Mamasa,Faktadelik.Com-Miris melihat potret dunia pendidikan di Sulawesi Barat (Sulbar) hari ini. Pasalnya akhir-akhir ini SMA 1 Pana yang berada di Desa Manipi, Kecamatan Pana, Kabupaten Mamasa makin menjadi perbincangan masyarakat,dikarenakan tidak mendapat perhatian dari Pemerintah.
Sekolah yang sudah berdiri sejak tahun 2021 itu hingga saat ini masih luput dari perhatian pemerintah. Dari segi kondisi fisik sekolah hingga pada tenaga pendidik yang bertugas di sekolah dilihat tidak memadai, yang berakibatkan siswa yang bersekolah di SMA 1 Pana tersebut bermalas-malasan untuk pergi sekolah.
Bermula dari Hal itu, membuat tidak sedikitnya masyarakat yang geram untuk Menyuarahkan pendapatnya. Salah satunya Salmon Soppang, pemuda Kecamatan Pana yang beranikan diri angkat bicara mengenai persoalan kondisi pendidikan di daerah terpencil yang ada di Kabupaten Mamasa khususnya ada di Kecamatan Pana.
“Saat ini pembangunan sekolah di daerah terpencil tidak terakomodir dengan baik, hal ini yang mesti menjadi perhatian penuh dari pemerintah saat ini” Ujar Salmon soppang Selasa, (12/9/2023) siang kepada media ini.

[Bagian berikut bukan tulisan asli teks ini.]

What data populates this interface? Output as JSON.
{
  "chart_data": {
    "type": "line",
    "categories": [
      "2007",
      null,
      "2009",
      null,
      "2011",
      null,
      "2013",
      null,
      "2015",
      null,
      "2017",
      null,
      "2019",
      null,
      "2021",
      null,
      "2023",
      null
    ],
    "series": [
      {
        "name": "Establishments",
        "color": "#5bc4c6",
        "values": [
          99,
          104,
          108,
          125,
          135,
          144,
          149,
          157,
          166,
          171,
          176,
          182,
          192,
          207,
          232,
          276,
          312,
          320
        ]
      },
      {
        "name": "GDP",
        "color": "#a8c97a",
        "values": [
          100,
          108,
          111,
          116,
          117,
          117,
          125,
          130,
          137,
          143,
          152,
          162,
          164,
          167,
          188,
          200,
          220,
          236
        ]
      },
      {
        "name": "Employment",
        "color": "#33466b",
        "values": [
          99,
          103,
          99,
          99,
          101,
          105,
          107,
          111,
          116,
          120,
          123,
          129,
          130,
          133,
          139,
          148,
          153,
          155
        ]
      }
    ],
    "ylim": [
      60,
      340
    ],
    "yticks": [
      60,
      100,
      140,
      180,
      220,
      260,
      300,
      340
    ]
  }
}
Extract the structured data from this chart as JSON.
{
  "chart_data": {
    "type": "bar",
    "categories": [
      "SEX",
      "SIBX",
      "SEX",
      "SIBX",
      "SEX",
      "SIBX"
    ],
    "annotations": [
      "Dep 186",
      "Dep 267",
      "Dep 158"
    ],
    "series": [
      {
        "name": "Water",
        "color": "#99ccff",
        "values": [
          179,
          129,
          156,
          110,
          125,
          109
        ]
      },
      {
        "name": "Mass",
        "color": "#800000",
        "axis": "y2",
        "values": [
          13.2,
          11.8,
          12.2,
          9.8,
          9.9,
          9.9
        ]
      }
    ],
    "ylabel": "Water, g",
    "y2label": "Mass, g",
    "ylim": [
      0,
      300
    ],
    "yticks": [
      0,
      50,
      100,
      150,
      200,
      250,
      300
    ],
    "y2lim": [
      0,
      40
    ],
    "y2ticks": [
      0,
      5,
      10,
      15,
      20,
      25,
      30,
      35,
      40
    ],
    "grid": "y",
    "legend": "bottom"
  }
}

Menurutnya Pemprov Sulawesi barat (Sulbar) seharusnya lebih memperhatikan sekolah yang berada di wilayah terpencil, sehingga tidak ada perbedaan yang cukup jauh antara pendidikan disana dan di kota besar.
” Yang paling penting adalah membangun sejumlah sekolah di kabupaten atau kota yang terletak di wilayah terpencil. Hal ini dilakukan agar peserta didik dapat tertampung di sekolah-sekolah yang tersedia, sehingga menjadi salah satu faktor keberlangsungan pendidikan yang efektif,” Ungkapnya
Bertambahnya jumlah penduduk dan masifnya pembangunan sekolah negeri maupun swasta di wilayah perkotaan menurutnya tidak diimbangi dengan pembangunan di wilayah terpencil.
“Pemprov Sulbar yang seharusnya memiliki kewenangan untuk membangun sekolah pada jenjang SMA/SMK,tetapi sampai saat ini pembangunannya masih belum merata di kabupaten, terkhusus yang berada di daerah terpencil.” Bebernya
“Berangkat dari hal tersebut mengakibatkan ketersediaan daya tampung SMA/SMK tidak sebanding dengan banyaknya peserta didik yang lulus jenjang SMP,” Tandasnya
Lebih lanjut, pemuda yang biasa disapa Salmon itu menuturkan bahwa sinegritas antar pihak sekolah dengan pihak Pemprov Sulbar harusnya lebih proaktif meilhat hal tersebut. Karena kalau berbicara pendidikan menurutnya, berarti kita bicara tentang kemajuan SDM dan generasi yang akan datang.
” Saya berharap ada dukungan yang lebih dari Pemprov Sulbar dalam menyusun program-program pembangunan sekolah, apalagi saat ini penerapan kurikulum merdeka membutuhkan fasilitas sekolah yang memadai,” Tutupnya.